After interviewing people there and taking some photos, I then headed to the Salvation Army for their Kids Only Christmas Store. This event lets kids from low-income families buy Christmas presents for their parents and caregivers for just a loonie. Again, what an awesome organization! I watched kids anxiously scour the aisles of donated items (either new, regifted, or gently used) for the perfect present for their mom, dad, or grandparent. Then the volunteers would wrap the gifts up while the kids eagerly waited, pride and anticipation written across their faces.
As one of the volunteers told me, “Kids want to get in on the giving spirit too.” Isn’t that true? A program like this allows them to do so, and takes what can be (and is) a very stressful time financially for many people and turns it into an opportunity for everyone to feel included. I loved this!
My third and final destination for the morning was a book signing with a local author from Long Point. Jan Everett wrote and illustrated a children’s book called “Never Give Up” for her husband’s birthday, inspired by his dedication to helping save turtles crossing from the bay to the marsh on the causeway (this is a HUGE problem in Long Point). Jan and John were delightful, chatty, warm and welcoming, and their passion for the environment is so inspiring.

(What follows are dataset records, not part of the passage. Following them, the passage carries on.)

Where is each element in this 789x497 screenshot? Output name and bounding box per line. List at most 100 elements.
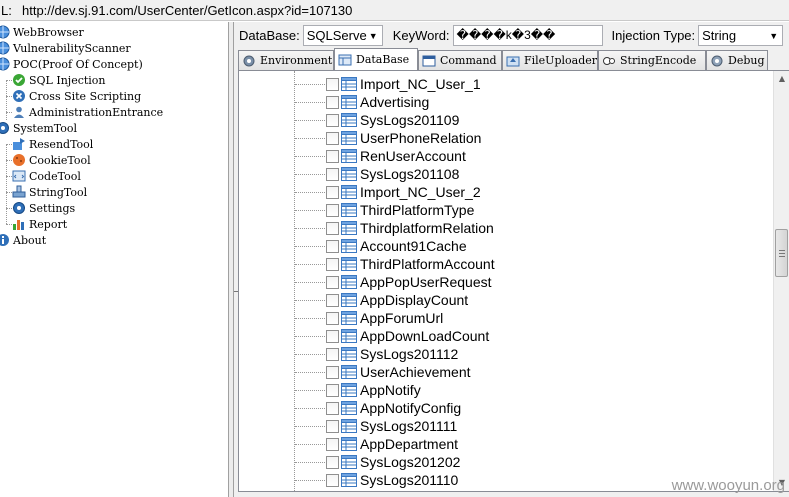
window-icon	[422, 55, 436, 66]
table-checkbox[interactable]	[326, 366, 339, 379]
gear-icon	[13, 202, 25, 214]
table-row[interactable]: AppNotifyConfig	[239, 399, 779, 417]
globe-icon	[0, 57, 10, 71]
table-name: Import_NC_User_1	[360, 76, 481, 92]
table-row[interactable]: SysLogs201108	[239, 165, 779, 183]
table-checkbox[interactable]	[326, 78, 339, 91]
table-name: SysLogs201111	[360, 418, 458, 434]
table-name: UserPhoneRelation	[360, 130, 482, 146]
database-select[interactable]: SQLServe ▼	[302, 24, 383, 46]
table-checkbox[interactable]	[326, 132, 339, 145]
tab-fileuploader[interactable]: FileUploader	[502, 50, 598, 70]
address-url[interactable]: http://dev.sj.91.com/UserCenter/GetIcon.…	[12, 3, 352, 18]
tab-command[interactable]: Command	[418, 50, 502, 70]
table-icon	[341, 257, 357, 271]
table-icon	[341, 473, 357, 487]
tree-item-poc-proof-of-concept[interactable]: POC(Proof Of Concept)	[0, 56, 143, 72]
tree-item-resendtool[interactable]: ResendTool	[12, 136, 93, 152]
tree-item-label: Report	[29, 217, 68, 231]
tree-item-codetool[interactable]: CodeTool	[12, 168, 81, 184]
table-row[interactable]: Import_NC_User_1	[239, 75, 779, 93]
table-checkbox[interactable]	[326, 114, 339, 127]
keyword-input[interactable]: ����k�3��	[452, 24, 603, 46]
table-icon	[341, 455, 357, 469]
table-checkbox[interactable]	[326, 474, 339, 487]
tab-label: StringEncode	[620, 54, 697, 67]
tree-connector	[295, 156, 325, 157]
encode-icon	[603, 56, 615, 65]
tree-item-cross-site-scripting[interactable]: Cross Site Scripting	[12, 88, 141, 104]
injection-type-value: String	[702, 27, 737, 43]
chevron-down-icon: ▼	[368, 30, 378, 41]
tree-item-about[interactable]: About	[0, 232, 46, 248]
tree-item-report[interactable]: Report	[12, 216, 67, 232]
table-checkbox[interactable]	[326, 240, 339, 253]
table-row[interactable]: AppForumUrl	[239, 309, 779, 327]
tab-stringencode[interactable]: StringEncode	[598, 50, 706, 70]
tree-item-cookietool[interactable]: CookieTool	[12, 152, 91, 168]
table-row[interactable]: AppDepartment	[239, 435, 779, 453]
tree-item-settings[interactable]: Settings	[12, 200, 75, 216]
table-row[interactable]: Advertising	[239, 93, 779, 111]
table-checkbox[interactable]	[326, 330, 339, 343]
table-row[interactable]: UserAchievement	[239, 363, 779, 381]
tree-item-webbrowser[interactable]: WebBrowser	[0, 24, 84, 40]
table-checkbox[interactable]	[326, 402, 339, 415]
tree-item-label: VulnerabilityScanner	[13, 41, 131, 55]
database-label: DataBase:	[239, 27, 300, 43]
tree-item-label: CodeTool	[29, 169, 81, 183]
table-row[interactable]: AppDisplayCount	[239, 291, 779, 309]
user-icon	[14, 106, 24, 118]
table-row[interactable]: Account91Cache	[239, 237, 779, 255]
table-checkbox[interactable]	[326, 384, 339, 397]
table-checkbox[interactable]	[326, 258, 339, 271]
table-checkbox[interactable]	[326, 456, 339, 469]
globe-icon	[0, 25, 10, 39]
table-row[interactable]: AppDownLoadCount	[239, 327, 779, 345]
table-checkbox[interactable]	[326, 420, 339, 433]
upload-icon	[506, 56, 520, 66]
table-checkbox[interactable]	[326, 204, 339, 217]
tree-item-vulnerabilityscanner[interactable]: VulnerabilityScanner	[0, 40, 131, 56]
table-row[interactable]: UserPhoneRelation	[239, 129, 779, 147]
table-row[interactable]: Import_NC_User_2	[239, 183, 779, 201]
tab-label: FileUploader	[524, 54, 597, 67]
table-row[interactable]: SysLogs201109	[239, 111, 779, 129]
table-checkbox[interactable]	[326, 438, 339, 451]
table-checkbox[interactable]	[326, 348, 339, 361]
table-checkbox[interactable]	[326, 150, 339, 163]
table-row[interactable]: ThirdplatformRelation	[239, 219, 779, 237]
injection-type-select[interactable]: String ▼	[698, 24, 784, 46]
tree-item-administrationentrance[interactable]: AdministrationEntrance	[12, 104, 163, 120]
table-row[interactable]: SysLogs201112	[239, 345, 779, 363]
info-icon	[0, 234, 9, 246]
table-row[interactable]: ThirdPlatformAccount	[239, 255, 779, 273]
scroll-up-arrow-icon[interactable]: ▲	[774, 71, 789, 87]
table-checkbox[interactable]	[326, 222, 339, 235]
table-checkbox[interactable]	[326, 294, 339, 307]
tab-debug[interactable]: Debug	[706, 50, 768, 70]
table-row[interactable]: SysLogs201111	[239, 417, 779, 435]
table-row[interactable]: AppPopUserRequest	[239, 273, 779, 291]
table-row[interactable]: AppNotify	[239, 381, 779, 399]
table-checkbox[interactable]	[326, 312, 339, 325]
table-row[interactable]: ThirdPlatformType	[239, 201, 779, 219]
table-checkbox[interactable]	[326, 168, 339, 181]
scroll-thumb[interactable]	[775, 229, 788, 277]
table-icon	[341, 311, 357, 325]
tree-item-systemtool[interactable]: SystemTool	[0, 120, 77, 136]
vertical-scrollbar[interactable]: ▲ ▼	[773, 71, 789, 491]
table-icon	[341, 77, 357, 91]
table-name: AppDepartment	[360, 436, 459, 452]
tab-environment[interactable]: Environment	[238, 50, 334, 70]
tree-item-sql-injection[interactable]: SQL Injection	[12, 72, 106, 88]
table-row[interactable]: SysLogs201202	[239, 453, 779, 471]
table-row[interactable]: RenUserAccount	[239, 147, 779, 165]
table-checkbox[interactable]	[326, 276, 339, 289]
tree-item-stringtool[interactable]: StringTool	[12, 184, 87, 200]
table-icon	[341, 239, 357, 253]
table-checkbox[interactable]	[326, 96, 339, 109]
tab-database[interactable]: DataBase	[334, 48, 418, 70]
table-checkbox[interactable]	[326, 186, 339, 199]
address-bar[interactable]: L: http://dev.sj.91.com/UserCenter/GetIc…	[0, 0, 789, 21]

All in all, it was a Saturday morning that reminded me why I love my job. Like police officers, judges and various other professions, journalists are often called to bear witness to the worst of humanity, but we also get to experience the best of it. The stories about people working to improve our world little by little are the ones we need to focus on when it seems like the media can be full of so much bad news. I’m continually awed by this and I hope that never changes, that I never become jaded about all the good that is around me. Let’s keep getting these stories out!

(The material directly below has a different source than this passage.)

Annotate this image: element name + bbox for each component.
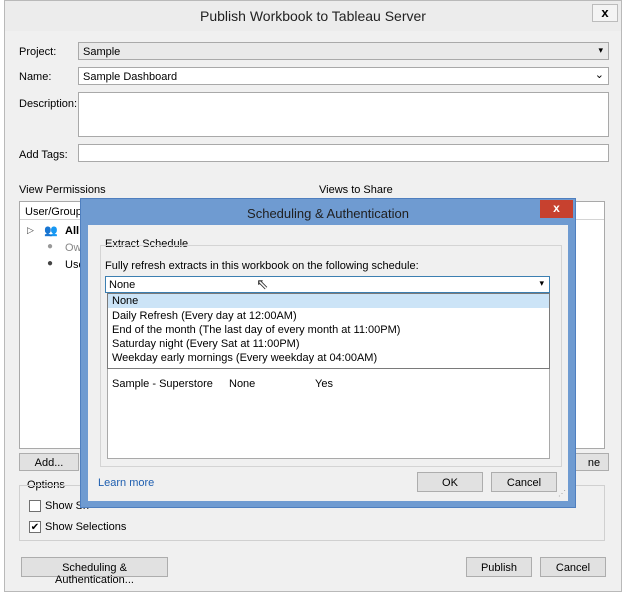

Now for the Women in Media panel: what a fantastic day! I was so impressed by the YWCA and the planning they did to pull off a terrific National Career Day. There were city councillors, midwives, a police officer, a hair stylist, a boxer, a NASA spacesuit designer, a biologist and more all there to speak with the girls and answer any questions they had. It was fascinating and I particularly enjoyed speaking with the police officer and the midwife. The inventor of the Diva Cup was also there, which was really cool. All fabulous, strong female role models for the girls in attendance.
The media panel I was on was really intimidating at first – I had to answer first so I was very nervous! The other two women on the panel with me was Sophie from 91.5 The Beat in Kitchener-Waterloo and Sasha, a recording artist and Canadian Idol competitor. Both women were funny, wise and frank about challenges they’ve faced in the media and advice they have for young girls wanting to work in the industry.

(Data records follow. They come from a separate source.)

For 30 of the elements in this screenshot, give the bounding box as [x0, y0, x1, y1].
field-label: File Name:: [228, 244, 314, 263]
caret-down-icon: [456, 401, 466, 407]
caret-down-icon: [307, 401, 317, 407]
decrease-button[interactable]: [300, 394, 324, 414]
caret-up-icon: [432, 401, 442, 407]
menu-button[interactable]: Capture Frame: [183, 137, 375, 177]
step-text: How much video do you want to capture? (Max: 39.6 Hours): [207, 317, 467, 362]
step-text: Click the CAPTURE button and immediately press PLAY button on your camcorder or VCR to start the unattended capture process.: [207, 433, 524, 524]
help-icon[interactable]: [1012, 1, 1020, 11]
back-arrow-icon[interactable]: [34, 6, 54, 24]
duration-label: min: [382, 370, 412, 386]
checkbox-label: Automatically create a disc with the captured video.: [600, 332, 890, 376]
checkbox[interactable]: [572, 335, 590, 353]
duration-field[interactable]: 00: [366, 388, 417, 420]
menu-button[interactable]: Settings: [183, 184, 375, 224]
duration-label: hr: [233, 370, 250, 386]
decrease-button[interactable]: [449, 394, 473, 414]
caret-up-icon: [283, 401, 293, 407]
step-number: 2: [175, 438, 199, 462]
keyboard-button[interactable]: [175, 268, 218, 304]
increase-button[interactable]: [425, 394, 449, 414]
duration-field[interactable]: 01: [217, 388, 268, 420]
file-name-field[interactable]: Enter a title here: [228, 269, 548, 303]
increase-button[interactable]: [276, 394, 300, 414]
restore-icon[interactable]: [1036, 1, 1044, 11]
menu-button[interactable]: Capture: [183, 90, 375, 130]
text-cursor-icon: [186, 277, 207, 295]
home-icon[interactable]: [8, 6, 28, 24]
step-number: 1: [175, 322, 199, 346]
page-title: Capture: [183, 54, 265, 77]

One question I received that I loved was “who are your female role models?” This is a question we should all ask ourselves regularly, I think. I told the girls it’s important to have role models who are real people you know in your life – that it’s fine to look up to famous people in the public eye (but seriously, let’s have more Malala Yousafzais than Miley Cyruses, please), but to also make sure that some of your heroes are girls and women you know, and to talk to them, ask them questions, be inspired by them. I added that your role models can be all ages and from all backgrounds – they don’t have to look like you, be like you, have the same interests or talents as you. What matters is that they represent qualities you strive for.
My female role models? My mom, first of all, for about a billion reasons but off the top of my head for her strength, vulnerability, selflessness, love of learning and devotion to her principles. My great-grandmothers for their grit, determination, faith and style. My former Russian professor Nazia who became a great friend for her humour, commitment to academics, passion for women’s rights and never-ending curiosity. My cousin Lindsay for her balanced approach to life and healthy self-perception. All traits I want to cultivate in myself – things I struggle with, to be frank, so looking up to these women as role models helps inspire me every day to try and be better.
Anyway, the rest of the panel was hopefully helpful for the girls and I’m excited to continue my involvement with the YWCA. The coordinator of the program and I have been chatting since the event about volunteering with their Media2Me program, so that’s something I’m really looking forward to.
Okay, I better head out for my next event for work – busy Saturday!